BPCO : une pathologie pulmonaire peu connue mais mortelle, affectant trois millions de Français

Image d'illustration. Hopital respirateur artificielADN
Maladie respiratoire chronique encore peu identifiée du grand public, la BPCO affecte environ trois millions de personnes en France. Loin d’être rare, elle représente pourtant une cause importante de mortalité et un enjeu majeur de santé publique.
Tl;dr
- La BPCO touche 3 à 3,5 millions de Français.
- La maladie reste très méconnue et sous-diagnostiquée.
- L’activité physique adaptée améliore la qualité de vie.
Une maladie largement ignorée en France
Dans l’ombre d’autres pathologies respiratoires, la bronchopneumopathie chronique obstructive (BPCO) demeure une menace silencieuse. Affectant entre 3 et 3,5 millions de personnes dans l’Hexagone, elle figure pourtant parmi les principales causes de mortalité avec près de 20 000 décès annuels. Mais ce qui surprend le plus, c’est l’ampleur de l’ignorance autour du sujet : selon une récente enquête menée par Sanofi et BVA Xsight, près des trois quarts des Français se disent mal informés sur les maladies respiratoires ; pire encore, 63 % d’entre eux n’ont jamais entendu parler de la BPCO.
Des symptômes banalisés, un diagnostic tardif
Les premiers signes – toux persistante, essoufflement, fatigue chronique – sont souvent attribués à l’âge ou au tabagisme. Ce déni collectif retarde malheureusement la prise en charge. Comme le souligne le Pr Maëva Zysman, pneumologue au CHU de Bordeaux, « le terme “BPCO” lui-même est un obstacle : acronyme peu parlant, difficile à retenir, il ne reflète pas la gravité de la maladie ». Cette méconnaissance pousse nombre de patients à taire leurs symptômes par crainte d’être confrontés à la question du sevrage tabagique. Résultat : le diagnostic tombe tardivement, alors que la pathologie a déjà fragilisé l’organisme. L’absence fréquente de spiromètres chez les généralistes – appareil clé pour mesurer la capacité respiratoire – complique davantage un dépistage précoce.

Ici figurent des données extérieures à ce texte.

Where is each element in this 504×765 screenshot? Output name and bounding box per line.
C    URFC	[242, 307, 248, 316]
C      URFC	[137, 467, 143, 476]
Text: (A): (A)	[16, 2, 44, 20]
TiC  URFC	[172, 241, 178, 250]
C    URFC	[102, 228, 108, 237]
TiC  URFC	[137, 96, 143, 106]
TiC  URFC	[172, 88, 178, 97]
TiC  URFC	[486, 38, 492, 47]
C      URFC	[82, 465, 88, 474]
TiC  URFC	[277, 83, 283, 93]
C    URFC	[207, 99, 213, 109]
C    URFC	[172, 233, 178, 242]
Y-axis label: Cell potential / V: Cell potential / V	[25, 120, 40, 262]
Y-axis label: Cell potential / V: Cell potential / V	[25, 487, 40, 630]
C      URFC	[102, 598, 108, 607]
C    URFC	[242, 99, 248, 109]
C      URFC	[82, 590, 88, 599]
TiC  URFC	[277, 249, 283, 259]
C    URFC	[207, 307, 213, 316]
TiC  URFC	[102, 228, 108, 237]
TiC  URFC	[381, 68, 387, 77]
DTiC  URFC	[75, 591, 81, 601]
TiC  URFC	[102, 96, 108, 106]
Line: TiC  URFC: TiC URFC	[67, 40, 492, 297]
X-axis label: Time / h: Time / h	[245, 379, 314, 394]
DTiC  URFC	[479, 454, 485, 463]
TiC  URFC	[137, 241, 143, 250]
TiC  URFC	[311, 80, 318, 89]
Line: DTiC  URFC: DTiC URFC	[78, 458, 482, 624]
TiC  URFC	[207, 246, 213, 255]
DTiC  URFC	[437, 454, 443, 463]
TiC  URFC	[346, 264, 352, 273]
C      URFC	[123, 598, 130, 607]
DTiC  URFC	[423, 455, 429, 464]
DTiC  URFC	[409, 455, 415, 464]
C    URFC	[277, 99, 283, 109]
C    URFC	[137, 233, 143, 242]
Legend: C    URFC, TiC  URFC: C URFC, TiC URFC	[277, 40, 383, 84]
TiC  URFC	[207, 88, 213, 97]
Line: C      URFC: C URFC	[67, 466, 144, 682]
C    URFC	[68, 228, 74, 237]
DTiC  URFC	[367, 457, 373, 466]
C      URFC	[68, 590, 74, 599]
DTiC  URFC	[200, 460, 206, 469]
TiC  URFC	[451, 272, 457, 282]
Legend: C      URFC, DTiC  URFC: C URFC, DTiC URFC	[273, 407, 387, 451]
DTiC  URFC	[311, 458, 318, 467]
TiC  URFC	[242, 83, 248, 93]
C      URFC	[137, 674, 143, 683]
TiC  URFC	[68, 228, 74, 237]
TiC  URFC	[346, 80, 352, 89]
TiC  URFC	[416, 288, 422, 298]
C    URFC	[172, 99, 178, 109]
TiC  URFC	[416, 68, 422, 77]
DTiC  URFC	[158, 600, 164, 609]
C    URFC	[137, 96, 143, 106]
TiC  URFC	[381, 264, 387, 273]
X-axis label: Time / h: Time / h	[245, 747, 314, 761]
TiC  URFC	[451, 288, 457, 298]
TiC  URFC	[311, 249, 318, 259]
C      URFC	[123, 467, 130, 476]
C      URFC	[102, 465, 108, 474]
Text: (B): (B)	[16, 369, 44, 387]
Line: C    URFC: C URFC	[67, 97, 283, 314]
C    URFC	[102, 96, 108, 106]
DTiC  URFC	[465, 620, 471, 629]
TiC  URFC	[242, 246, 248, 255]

L’activité physique : briser le cercle vicieux
À ce tableau déjà préoccupant s’ajoute un autre défi : sortir du piège de l’inactivité. D’après Odile Sauvaget, directrice de l’association Santé respiratoire France, « la BPCO entraîne un cercle vicieux : moins les patients bougent, plus ils s’essoufflent et se fatiguent ». Or, seuls 27 % des malades pratiqueraient quotidiennement au moins 30 minutes d’exercice adapté. Pour aider à rompre cette spirale négative :
- Santé respiratoire France propose la plateforme Respiragora avec annuaire et ressources spécialisées.
- La websérie Respi’Mouv sur YouTube offre des exercices accessibles à tous.
L’objectif affiché reste simple : remettre durablement les patients en mouvement.
Mieux dépister, mieux informer : une mobilisation nécessaire
Pour enrayer cette épidémie silencieuse, c’est toute une chaîne de professionnels – généralistes, pharmaciens, mais aussi kinésithérapeutes – qui est appelée à s’impliquer activement dans le repérage précoce et l’accompagnement au sevrage tabagique. Une seule certitude : sans un sursaut collectif pour mieux informer et agir en amont, la BPCO continuera son œuvre invisible auprès des plus vulnérables.